I want to believe that when I'm gone, I've made a difference in this world.
I want my breaths to have mattered. Even after all this time, I still want the white picket fences.

There are good days when I feel strong and energetic and invincible...but I know that my "quality of life" is not going to get better. I am not the type to feel sorry for myself, but I do now and then because I'm not superwoman. I try to use my sense of humor on the really hard days and ask myself, "Are you above ground?" "Yes,?" "Then it's a good day." And then I chuckle to myself because I know it is true.
Truly, I only have today.  This day. This moment.
If you are anything at all like me, you forget on a daily basis that this could be your very. last. day.
So, I find my joy, wherever it is that day. In a dancing shadow on the wall...or a favorite song...spending time with the ones I love, or even ironing vintage linens...or in the joy of creating just a little something every day.

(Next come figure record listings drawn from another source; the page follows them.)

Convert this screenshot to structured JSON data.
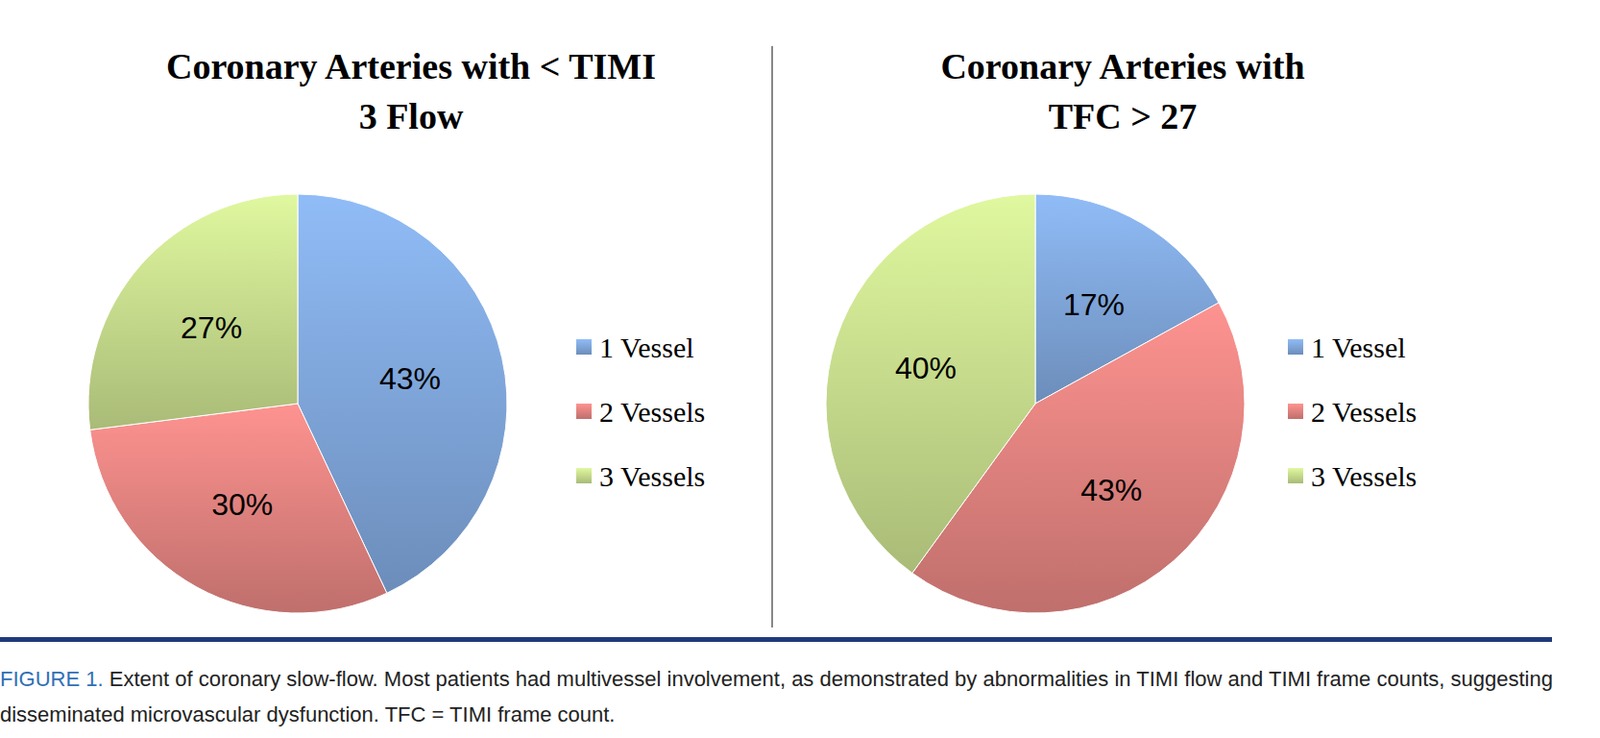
{
  "chart_data": [
    {
      "type": "pie",
      "title": [
        "Coronary Arteries with < TIMI",
        "3 Flow"
      ],
      "categories": [
        "1 Vessel",
        "2 Vessels",
        "3 Vessels"
      ],
      "values": [
        43,
        30,
        27
      ],
      "value_labels": [
        "43%",
        "30%",
        "27%"
      ],
      "colors": [
        "#7fa6da",
        "#e0827f",
        "#c6db8c"
      ],
      "data_labels": true,
      "legend": "right"
    },
    {
      "type": "pie",
      "title": [
        "Coronary Arteries with",
        "TFC > 27"
      ],
      "categories": [
        "1 Vessel",
        "2 Vessels",
        "3 Vessels"
      ],
      "values": [
        17,
        43,
        40
      ],
      "value_labels": [
        "17%",
        "43%",
        "40%"
      ],
      "colors": [
        "#7fa6da",
        "#e0827f",
        "#c6db8c"
      ],
      "data_labels": true,
      "legend": "right"
    }
  ],
  "caption": {
    "label": "FIGURE 1.",
    "text": "Extent of coronary slow-flow. Most patients had multivessel involvement, as demonstrated by abnormalities in TIMI flow and TIMI frame counts, suggesting disseminated microvascular dysfunction. TFC = TIMI frame count."
  }
}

This poem by Mary Oliver deeply resonates with me. Especially the very last line. forgive the morbid title, but if you haven't read it, I wanted to share it with you today~
When Death Comes
When death comes
like the hungry bear in autumn
when death comes and takes all the bright coins from his purse
to buy me, and snaps his purse shut;
when death comes
like the measle-pox;
when death comes
like an iceberg between the shoulder blades,
I want to step through the door full of curiosity, wondering;
what is it going to be like, that cottage of darkness?
And therefore I look upon everything
as a brotherhood and a sisterhood,
and I look upon time as no more than an idea,
and I consider eternity as another possibility,
and I think of each life as a flower, as common
as a field daisy, and as singular,
and each name a comfortable music in the mouth
tending as all music does, toward silence,
and each body a lion of courage, and something
precious to the earth.
When it’s over, I want to say: all my life
I was a bride married to amazement.
I was a bridegroom, taking the world into my arms.
When it’s over, I don’t want to wonder
if I have made of my life something particular, and real.
I don’t want to find myself sighing and frightened
or full of argument.
I don’t want to end up simply having visited this world.